Los geht’s mit der neuen Hymne „You Better Get Used To It“. Kerniger Hard Rock mit supereingängigem Refrain, wie man ihn von Chalice in ihren besten Momenten kennt. Ein treibender Song, der sich sofort im Ohr festsetzt. Auffallend auch die stets präsenten, teils virtuosen Keyboard und Piano Parts von Axel Hoffmann...ein wichtiger Bestandteil im Sound von Chalice. Aber diese werden immer songdienlich im Stile von Größen wie Deep Purple oder Rainbow eingesetzt und überfrachten die Songs somit nicht.
Gitarrist Oliver Scheer bringt die nötige Härte ins Spiel und würde sicherlich auch im reinen Metal-Bereich eine gute Figur abgeben. Sänger Gino Naschke besitzt nach wie vor seine prägnante, manchmal an Joe Elliott erinnernde Stimme, nicht zu seicht und nicht zu aggressiv.....klasse Hard Rock Röhre eben.

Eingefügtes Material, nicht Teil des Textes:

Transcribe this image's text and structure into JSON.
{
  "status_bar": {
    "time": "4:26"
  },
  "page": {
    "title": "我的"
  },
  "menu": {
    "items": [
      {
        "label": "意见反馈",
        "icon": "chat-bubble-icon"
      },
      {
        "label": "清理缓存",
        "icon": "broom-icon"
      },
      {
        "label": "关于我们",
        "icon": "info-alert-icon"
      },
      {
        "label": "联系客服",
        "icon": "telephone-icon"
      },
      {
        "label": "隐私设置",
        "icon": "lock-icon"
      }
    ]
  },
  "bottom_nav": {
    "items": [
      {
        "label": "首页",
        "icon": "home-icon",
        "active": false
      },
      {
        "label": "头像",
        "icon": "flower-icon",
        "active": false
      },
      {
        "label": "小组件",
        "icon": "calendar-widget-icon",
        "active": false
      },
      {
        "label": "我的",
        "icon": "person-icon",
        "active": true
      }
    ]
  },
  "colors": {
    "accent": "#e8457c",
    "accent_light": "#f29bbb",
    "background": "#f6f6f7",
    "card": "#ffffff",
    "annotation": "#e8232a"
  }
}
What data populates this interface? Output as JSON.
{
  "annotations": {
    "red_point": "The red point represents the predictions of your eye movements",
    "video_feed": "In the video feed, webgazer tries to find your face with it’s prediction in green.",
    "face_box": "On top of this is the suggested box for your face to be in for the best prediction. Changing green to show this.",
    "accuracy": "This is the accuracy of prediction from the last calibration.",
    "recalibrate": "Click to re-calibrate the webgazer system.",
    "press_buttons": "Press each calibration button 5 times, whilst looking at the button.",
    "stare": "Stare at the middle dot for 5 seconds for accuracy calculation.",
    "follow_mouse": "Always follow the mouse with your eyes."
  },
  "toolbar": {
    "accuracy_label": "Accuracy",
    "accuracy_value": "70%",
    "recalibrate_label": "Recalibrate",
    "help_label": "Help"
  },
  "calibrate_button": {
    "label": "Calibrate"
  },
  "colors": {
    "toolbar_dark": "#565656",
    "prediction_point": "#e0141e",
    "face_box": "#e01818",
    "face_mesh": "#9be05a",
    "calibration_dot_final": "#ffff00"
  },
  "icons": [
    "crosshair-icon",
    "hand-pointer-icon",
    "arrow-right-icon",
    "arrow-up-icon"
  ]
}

Um bei Joe Elliott und Def Leppard zu bleiben....der folgende Titelsong „Overyear Sensation“ könnte beinahe aus der Leppard „Hysteria“ Phase stammen. Auch hier wieder ein Refrain zum Niederknien. Chalice verstehen es nach wie vor fantastisch, Refrains der Extraklasse zu schreiben. Natürlich werden hier und da bekannte Größen und Songs anderer Künstler zitiert, das Rad im Hard Rock erfindet man ja auch nicht neu, aber es ist schon beeindruckend, welche Fröhlichkeit und Freude die Songs erzeugen können.
„Rock'n Roll Machine“ dagegen groovt und swingt in bester Aerosmith Manier. Sonnenbrille auf....Coolness raushängen lassen und direkt vom Tresen auf die Straße. Ein glänzender Gassenhauer amerikanischer Prägung mit einem gehörigen Hauch von Sleaze.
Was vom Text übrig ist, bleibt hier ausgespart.